Do we practice yoga or yoga asana? I would say most of us do the latter.
What’s the difference? Find out below.
There is no doubt that the science of yoga has countless benefits to the humanity and the world has understood it, to some extent, and as the result yoga is spreading very fast around the world. In the modern day of aspiration for material achievement, people are rushing ceaselessly to achieve their goal. As the result people are exhausted and stressed. The same state of mind and body has brought many people to “yoga” or yoga asana practice in nearby yoga studio drop in classes and they take the physical postures to be a complete yoga package where their goal is to do an “awesome pose” like somebody else. Here, the first thing we should understand is that yoga is better prevention although it cures well.
Practice of asana, the physical postures, gives them a relief from the tiredness and stress and they feel the magic of physical wellbeing which ultimately has effects on psychological and spiritual realm. But they miss to understand the real meaning of yoga in such short classes thus take the yoga asana to be the yoga in a whole. They miss the real meaning of yoga.

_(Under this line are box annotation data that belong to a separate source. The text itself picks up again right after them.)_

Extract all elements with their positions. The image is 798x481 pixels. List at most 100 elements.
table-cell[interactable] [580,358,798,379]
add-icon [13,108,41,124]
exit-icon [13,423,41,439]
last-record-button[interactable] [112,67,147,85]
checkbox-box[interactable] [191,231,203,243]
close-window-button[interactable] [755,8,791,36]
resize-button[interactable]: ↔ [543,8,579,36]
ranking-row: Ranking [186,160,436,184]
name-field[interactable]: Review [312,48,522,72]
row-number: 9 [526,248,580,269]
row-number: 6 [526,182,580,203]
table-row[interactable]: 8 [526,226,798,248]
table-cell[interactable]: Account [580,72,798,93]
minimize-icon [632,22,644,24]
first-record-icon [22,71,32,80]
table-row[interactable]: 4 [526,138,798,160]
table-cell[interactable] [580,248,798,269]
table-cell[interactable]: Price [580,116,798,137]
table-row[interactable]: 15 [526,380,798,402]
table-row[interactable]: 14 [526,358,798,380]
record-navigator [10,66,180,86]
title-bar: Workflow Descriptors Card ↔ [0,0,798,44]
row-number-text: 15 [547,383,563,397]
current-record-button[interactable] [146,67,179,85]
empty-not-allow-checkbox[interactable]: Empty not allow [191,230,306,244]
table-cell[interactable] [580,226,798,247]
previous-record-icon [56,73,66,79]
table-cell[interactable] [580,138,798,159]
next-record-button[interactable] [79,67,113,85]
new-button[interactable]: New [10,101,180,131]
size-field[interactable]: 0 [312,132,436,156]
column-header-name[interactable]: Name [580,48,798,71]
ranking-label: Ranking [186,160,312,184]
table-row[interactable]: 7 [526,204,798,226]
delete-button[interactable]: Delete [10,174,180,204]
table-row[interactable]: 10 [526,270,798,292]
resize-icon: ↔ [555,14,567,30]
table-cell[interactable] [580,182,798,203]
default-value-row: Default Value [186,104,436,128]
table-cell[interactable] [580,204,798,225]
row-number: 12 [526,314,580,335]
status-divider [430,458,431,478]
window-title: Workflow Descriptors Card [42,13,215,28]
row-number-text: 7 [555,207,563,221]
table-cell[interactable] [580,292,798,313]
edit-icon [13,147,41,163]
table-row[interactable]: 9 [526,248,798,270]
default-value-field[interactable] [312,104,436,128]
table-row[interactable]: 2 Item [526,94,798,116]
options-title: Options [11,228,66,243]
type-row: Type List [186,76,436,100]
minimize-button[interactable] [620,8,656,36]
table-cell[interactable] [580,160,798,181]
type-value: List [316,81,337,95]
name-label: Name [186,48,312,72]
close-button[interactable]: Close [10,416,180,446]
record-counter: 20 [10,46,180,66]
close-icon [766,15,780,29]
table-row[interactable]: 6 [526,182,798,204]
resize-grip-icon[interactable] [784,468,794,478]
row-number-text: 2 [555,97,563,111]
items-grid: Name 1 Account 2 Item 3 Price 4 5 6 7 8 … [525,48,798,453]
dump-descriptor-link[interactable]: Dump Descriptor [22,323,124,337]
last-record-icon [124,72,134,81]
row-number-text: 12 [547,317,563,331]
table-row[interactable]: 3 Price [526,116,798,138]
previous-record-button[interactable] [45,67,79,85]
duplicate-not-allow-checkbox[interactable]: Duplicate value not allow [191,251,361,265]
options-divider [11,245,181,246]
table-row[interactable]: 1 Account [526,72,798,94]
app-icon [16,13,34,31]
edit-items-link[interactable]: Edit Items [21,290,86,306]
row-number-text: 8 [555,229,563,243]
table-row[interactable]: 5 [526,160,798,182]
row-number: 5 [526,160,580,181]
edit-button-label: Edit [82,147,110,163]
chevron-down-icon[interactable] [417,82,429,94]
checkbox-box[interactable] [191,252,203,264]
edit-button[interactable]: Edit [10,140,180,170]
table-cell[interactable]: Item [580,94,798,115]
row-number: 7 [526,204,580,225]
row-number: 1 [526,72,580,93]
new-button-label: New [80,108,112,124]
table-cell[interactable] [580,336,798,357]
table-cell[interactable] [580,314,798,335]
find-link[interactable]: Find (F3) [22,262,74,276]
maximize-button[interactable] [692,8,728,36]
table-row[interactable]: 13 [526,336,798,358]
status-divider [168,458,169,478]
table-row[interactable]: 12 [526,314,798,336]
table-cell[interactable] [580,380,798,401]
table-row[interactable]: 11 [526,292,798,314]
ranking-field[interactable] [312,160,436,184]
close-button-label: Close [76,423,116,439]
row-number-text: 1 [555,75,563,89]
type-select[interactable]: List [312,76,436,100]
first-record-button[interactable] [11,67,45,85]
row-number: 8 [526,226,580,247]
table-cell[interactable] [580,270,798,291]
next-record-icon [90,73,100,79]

In fact, what one mostly practices, in yoga asana, is the physical postures where s/he tries to be at total ease and in perfect harmony with oneself. It is one of the eight limbs of yoga as suggested by Patanjali and other yogis. Asana is the third limb of yoga which prepares yogis to be at physical ease so that they can sit longer in meditation and move further ahead in the path of yoga towards Samadhi, the appearance of object without the consciousness of the individual (We will talk about Samadhi in details in a separate blog next time).
The asana practice has a very deep and subtle effect on the body creating proper alignment and establishing coordination among the body systems. When the physical body gets proper alignment and body systems in coordination, the flow of prana, the energy, becomes smooth in all body parts and systems. When the whole body gets proper and regulated flow of prana, we feel at ease. The practice of asana has straight effects on three dimensions of our body – physical, mental and spiritual; gross, subtle and casual. These dimensions in human body are known as Koshas in yogic term and all three koshas – Annamaya, the physical aspect; Manomaya, the mental aspect; Pranamaya, the energy aspect – get very deep effects with the practice of asana. At the level of Annamaya kosha, the practitioner gets in-depth awareness of body, whereas, at the level of Manomaya kosha, a clear awareness of the strength and weakness of mind is experienced and at the level of Pranamaya kosha, the awareness of prana, the energy is experienced. These all awareness experience, in our body dimensions, is brought by the proper and regular practice of yoga asana.
Asana or the practice of physical postures is a very important aspect of yoga practice although it is not a complete yoga in itself. It is a path that leads us to the ultimate destination of yogic practice, union of soul with the supreme consciousness. In the materialistic world, most of us are not walking into the path of yoga although we have been practicing yoga asana for years mistaking it to be a complete yoga and thinking ourselves as seasoned yogis.